Bien que TS6 rapporte s’être fait dire par un membre du Curateur public que l’utilisation de ce type de stratégie était inadmissible, car elle allait à l’encontre des droits de la personne. Il apparaît, selon l’expérience qu’il a pu avoir notamment avec les résidences pour personnes âgées, que leur utilisation soit monnaie courante dans le milieu.

[La personne au Curateur public] me dit : vous allez contre les droits de la personne […] J’en ai parlé en supervision. J’en ai parlé avec mon chef de programme. Ben ce qui est ressorti, c’était un peu que c’est sûr que le curateur va défendre cette position-là, mais dans les faits, [… le client], un coup rendu à la résidence […] C’est un peu banalisé parce qu’ils semblent être un peu habitués à ça. (TS6)

TS6 tient cependant à noter que la plupart du temps, c’est le représentant légal ou un membre de la famille qui prend la responsabilité d’utiliser ce type de stratégies et qu’il ne fait lui-même que le suggérer à la famille. Il souligne, à ce niveau, les risques de dérapage sur le plan éthique. Par exemple, lorsque la famille omet carrément de dire à la personne qu’elle va en hébergement.

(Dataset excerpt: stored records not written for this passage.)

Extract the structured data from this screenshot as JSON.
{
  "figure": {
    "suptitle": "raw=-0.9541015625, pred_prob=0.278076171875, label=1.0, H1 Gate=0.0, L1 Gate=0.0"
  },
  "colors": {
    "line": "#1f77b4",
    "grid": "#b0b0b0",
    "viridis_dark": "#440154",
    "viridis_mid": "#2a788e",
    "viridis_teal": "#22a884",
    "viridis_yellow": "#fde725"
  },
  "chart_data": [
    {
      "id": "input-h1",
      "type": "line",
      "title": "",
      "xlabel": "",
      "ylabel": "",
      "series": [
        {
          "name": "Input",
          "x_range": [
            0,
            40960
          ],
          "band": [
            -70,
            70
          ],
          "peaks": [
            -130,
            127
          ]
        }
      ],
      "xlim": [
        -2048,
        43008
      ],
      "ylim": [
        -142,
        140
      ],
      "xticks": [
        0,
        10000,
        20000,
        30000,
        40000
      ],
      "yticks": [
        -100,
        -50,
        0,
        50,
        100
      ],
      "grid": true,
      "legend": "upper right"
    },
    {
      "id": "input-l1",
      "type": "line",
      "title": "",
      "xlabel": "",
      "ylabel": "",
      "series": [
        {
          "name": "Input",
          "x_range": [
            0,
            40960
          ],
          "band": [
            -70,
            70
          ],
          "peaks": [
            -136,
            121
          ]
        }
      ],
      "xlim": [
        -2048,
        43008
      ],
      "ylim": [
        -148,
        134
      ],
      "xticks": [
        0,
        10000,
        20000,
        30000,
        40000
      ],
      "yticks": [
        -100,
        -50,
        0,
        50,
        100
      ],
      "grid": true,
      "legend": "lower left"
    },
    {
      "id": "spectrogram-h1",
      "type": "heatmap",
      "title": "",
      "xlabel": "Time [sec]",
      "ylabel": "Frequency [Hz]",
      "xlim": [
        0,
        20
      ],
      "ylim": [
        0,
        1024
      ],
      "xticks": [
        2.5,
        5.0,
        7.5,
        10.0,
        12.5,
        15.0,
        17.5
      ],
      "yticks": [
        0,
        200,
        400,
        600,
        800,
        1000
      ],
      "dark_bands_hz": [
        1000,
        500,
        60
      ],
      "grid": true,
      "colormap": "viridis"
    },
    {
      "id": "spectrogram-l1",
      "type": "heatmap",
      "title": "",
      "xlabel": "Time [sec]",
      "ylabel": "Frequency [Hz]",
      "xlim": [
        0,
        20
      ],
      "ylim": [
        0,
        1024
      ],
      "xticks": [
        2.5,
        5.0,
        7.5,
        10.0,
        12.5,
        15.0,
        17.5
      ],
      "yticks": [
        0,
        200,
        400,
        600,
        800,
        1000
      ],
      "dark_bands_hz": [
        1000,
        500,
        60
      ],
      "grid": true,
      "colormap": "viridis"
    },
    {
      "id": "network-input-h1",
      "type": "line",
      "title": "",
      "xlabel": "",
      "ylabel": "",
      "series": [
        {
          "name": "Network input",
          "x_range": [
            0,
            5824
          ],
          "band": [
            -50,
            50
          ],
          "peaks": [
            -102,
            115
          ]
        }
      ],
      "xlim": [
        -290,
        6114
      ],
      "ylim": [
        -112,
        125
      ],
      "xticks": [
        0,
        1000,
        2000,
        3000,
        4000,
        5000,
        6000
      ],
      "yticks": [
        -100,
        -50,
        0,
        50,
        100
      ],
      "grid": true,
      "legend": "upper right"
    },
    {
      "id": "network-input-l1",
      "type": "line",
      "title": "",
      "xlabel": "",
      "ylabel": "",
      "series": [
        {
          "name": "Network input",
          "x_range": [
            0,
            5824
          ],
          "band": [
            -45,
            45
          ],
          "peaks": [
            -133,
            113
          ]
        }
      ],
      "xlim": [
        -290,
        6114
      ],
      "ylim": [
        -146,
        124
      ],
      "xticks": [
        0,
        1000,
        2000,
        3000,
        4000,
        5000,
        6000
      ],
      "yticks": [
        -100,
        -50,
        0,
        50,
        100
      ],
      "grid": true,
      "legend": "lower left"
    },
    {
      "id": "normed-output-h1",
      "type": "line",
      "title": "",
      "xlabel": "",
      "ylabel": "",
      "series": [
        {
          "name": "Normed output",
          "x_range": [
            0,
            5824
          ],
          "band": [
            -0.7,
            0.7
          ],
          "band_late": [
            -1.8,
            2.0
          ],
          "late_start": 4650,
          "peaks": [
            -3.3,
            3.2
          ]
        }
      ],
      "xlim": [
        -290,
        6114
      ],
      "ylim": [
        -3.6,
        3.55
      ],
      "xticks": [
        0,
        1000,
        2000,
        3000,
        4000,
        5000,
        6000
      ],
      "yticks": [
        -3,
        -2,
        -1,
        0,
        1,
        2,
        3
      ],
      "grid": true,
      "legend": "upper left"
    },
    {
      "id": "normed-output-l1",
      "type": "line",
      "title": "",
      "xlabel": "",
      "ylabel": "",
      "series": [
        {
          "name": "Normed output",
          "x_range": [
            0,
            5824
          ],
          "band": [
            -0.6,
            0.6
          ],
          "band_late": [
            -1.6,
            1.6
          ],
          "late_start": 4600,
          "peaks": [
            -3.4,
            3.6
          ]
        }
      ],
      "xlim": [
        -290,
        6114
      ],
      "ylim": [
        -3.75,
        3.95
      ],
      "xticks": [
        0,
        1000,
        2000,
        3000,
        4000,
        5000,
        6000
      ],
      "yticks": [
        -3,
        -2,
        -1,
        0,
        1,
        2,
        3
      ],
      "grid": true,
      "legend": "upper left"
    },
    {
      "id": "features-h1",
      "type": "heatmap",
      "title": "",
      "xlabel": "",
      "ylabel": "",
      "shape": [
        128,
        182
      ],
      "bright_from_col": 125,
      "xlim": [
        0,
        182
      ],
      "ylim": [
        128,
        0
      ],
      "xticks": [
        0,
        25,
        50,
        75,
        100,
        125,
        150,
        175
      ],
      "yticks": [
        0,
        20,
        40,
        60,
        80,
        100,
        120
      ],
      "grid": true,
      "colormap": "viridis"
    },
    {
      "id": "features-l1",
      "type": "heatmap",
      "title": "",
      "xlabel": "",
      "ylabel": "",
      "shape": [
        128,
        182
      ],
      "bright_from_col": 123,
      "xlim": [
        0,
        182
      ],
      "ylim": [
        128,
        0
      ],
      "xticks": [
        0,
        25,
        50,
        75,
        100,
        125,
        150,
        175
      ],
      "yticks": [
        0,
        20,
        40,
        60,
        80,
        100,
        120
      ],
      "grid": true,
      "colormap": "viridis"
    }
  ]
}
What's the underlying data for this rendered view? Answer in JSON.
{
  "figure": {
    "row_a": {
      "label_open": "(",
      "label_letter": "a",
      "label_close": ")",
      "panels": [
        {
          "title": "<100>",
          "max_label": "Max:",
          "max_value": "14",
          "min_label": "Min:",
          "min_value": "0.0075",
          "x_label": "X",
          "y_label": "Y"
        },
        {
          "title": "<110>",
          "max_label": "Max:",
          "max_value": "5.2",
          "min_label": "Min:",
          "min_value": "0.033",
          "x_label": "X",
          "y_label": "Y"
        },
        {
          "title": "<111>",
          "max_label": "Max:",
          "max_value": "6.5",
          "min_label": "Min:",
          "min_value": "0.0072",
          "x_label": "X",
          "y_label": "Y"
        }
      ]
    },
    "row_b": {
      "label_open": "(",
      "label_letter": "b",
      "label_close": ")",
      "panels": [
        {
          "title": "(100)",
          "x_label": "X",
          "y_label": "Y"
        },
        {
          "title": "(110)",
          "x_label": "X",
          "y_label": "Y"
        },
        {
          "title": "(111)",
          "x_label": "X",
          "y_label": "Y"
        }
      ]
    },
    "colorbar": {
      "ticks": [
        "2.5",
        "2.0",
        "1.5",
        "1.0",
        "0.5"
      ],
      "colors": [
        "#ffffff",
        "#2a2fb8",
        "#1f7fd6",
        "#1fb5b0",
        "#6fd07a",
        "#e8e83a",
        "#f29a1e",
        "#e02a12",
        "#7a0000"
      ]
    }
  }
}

Le dilemme éthique dont a choisi de nous parler TS6 a trait à l’évaluation du degré d’inaptitude de la personne âgée. Dans ce dilemme, TS6 se questionnait à savoir si vraiment la cliente plutôt que personne devait être déclarée totalement inapte à la personne du fait que le médecin l’évaluait ainsi et que la famille souhaitait un hébergement rapide. Devant le portrait de la personne âgée qu’il qualifie de "désarmant", TS6 s’interroge sur les critères qui permettent de juger du niveau d’inaptitude.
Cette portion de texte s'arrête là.